The official, Dr. Martin Feeley, on Sept. 12 said that his government could not justify continued lockdowns in light of what has emerged about COVID-19 infections and morbidity. The virus has turned out to be “much less severe” than the average annual flu, and lockdowns are hurting young people and the national economy, Feeley told the Irish Times. When Dublin health officers denounced those comments, Feeley resigned his post as clinical director of Ireland's Midland Fields Hospital Group, a division of the government-run Health Service Executive. 

Feeley last week reiterated his views, and expanded on them, bolstering his position with American studies and statistics.

"It is not for want of good reason that deaths are now referred to as Covid-19-associated deaths," Feeley wrote on Thursday in the Irish Times. "Of 5,700 patients admitted to New York hospitals, 88 per cent had more than one underlying condition (co-morbidity) and the US Centres for Disease Control and Prevention reported that from January to May, 19.5 per cent of Covid-19 patients with co-morbidity died compared to 1.6 per cent with no other illness."

Noting that the Irish experience mirrors that of New York, Feeley also cited a study out of California. 

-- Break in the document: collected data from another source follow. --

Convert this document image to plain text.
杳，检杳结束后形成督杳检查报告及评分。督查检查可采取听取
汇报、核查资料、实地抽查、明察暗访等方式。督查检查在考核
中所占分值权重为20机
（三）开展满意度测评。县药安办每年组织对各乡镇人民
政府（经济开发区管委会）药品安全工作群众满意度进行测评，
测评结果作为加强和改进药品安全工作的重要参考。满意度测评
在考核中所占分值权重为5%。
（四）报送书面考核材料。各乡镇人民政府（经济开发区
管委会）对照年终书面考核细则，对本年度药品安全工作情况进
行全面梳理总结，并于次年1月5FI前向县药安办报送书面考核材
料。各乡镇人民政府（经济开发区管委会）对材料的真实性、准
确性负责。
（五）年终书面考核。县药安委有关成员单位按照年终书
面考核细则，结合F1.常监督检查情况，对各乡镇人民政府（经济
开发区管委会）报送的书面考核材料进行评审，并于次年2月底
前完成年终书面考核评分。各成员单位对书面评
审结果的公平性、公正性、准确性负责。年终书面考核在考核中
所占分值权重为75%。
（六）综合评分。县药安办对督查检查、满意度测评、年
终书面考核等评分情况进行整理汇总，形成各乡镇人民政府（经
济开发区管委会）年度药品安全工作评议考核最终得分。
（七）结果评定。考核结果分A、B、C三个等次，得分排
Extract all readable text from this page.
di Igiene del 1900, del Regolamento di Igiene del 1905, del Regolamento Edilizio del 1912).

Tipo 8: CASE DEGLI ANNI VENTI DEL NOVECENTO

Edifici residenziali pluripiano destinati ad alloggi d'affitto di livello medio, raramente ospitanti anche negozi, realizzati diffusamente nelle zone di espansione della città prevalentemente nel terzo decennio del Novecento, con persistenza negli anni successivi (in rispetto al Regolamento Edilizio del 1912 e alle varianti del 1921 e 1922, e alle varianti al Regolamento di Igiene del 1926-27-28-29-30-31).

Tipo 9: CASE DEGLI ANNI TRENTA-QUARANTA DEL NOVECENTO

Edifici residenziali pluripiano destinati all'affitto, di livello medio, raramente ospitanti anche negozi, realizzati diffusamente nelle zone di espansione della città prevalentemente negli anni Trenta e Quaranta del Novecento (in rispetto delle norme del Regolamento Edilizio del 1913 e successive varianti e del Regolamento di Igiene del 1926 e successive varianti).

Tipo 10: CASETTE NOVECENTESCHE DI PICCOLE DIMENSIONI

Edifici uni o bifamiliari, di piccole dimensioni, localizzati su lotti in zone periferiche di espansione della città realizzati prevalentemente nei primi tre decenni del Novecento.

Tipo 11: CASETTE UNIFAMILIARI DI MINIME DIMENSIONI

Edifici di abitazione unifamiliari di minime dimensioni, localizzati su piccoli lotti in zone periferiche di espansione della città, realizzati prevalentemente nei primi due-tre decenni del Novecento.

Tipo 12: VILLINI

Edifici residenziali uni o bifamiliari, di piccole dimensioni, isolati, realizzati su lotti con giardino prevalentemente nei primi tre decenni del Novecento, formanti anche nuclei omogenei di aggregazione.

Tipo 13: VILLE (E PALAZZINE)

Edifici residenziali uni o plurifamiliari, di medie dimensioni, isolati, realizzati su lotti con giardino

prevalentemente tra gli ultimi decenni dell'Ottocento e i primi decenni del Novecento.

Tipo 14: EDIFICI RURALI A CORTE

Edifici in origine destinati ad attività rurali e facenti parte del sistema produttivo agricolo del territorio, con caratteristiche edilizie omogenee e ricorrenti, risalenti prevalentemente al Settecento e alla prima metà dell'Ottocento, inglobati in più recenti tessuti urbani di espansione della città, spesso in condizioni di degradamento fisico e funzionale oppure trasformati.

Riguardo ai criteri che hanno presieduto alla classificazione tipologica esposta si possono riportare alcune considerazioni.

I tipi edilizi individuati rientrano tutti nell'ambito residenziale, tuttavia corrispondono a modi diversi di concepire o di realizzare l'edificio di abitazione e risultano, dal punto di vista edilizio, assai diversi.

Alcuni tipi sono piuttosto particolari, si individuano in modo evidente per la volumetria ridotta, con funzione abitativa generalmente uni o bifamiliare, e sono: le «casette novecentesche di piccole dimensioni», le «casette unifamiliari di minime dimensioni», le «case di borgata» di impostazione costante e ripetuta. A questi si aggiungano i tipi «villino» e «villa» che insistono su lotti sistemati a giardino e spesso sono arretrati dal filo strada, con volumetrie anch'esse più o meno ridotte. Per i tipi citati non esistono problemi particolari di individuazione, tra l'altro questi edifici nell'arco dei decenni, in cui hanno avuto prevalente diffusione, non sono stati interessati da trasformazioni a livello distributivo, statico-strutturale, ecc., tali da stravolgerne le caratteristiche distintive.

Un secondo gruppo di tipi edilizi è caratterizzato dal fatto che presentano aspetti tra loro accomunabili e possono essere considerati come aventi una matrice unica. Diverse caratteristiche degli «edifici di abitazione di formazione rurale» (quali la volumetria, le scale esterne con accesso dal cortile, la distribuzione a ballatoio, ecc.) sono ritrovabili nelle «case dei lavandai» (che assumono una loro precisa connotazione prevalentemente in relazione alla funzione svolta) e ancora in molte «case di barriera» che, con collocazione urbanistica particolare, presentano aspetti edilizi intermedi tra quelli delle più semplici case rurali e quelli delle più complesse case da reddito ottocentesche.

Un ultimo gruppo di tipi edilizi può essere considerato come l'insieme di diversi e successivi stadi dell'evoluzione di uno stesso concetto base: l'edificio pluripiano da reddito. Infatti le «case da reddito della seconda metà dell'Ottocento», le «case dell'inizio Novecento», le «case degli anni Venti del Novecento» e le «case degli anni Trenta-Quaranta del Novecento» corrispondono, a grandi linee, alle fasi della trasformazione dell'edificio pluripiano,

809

"A Stanford-led group analysed over 100,000 Covid-19-related deaths in Europe, including Ireland, and the US and concluded that 'deaths for people under 65 without predisposing conditions were remarkably uncommon,' " Feeley wrote.

Infections aboard two American ships - one civilian, one military - showed that many cases of Covid-19 are so mild as to show no symptoms, Feeley wrote.

"In extremely well-defined scenarios such as the Diamond Princess cruise liner and the Theodore Roosevelt aircraft carrier almost 66 per cent of the positive tests were completely asymptomatic, while a report from China suggests 78 per cent of cases were asymptomatic," he wrote.

The 70-year-old Feeley is known within Ireland for supporting the herd immunity approach to managing the coronavirus. He has said that young people are the least vulnerable members of society, and should be allowed to live their lives without being locked down.

The initial response to Covid-19 was appropriate at first, when it was suspected of being as contagious as the Spanish flu of 1917, Feeley wrote. 

"However, after nine months of intensive scientific scrutiny of the virus’ behaviour globally concludes this is no longer the case."

Neither Feeley nor a representative of the Health Service Executive immediately could be reached for comment.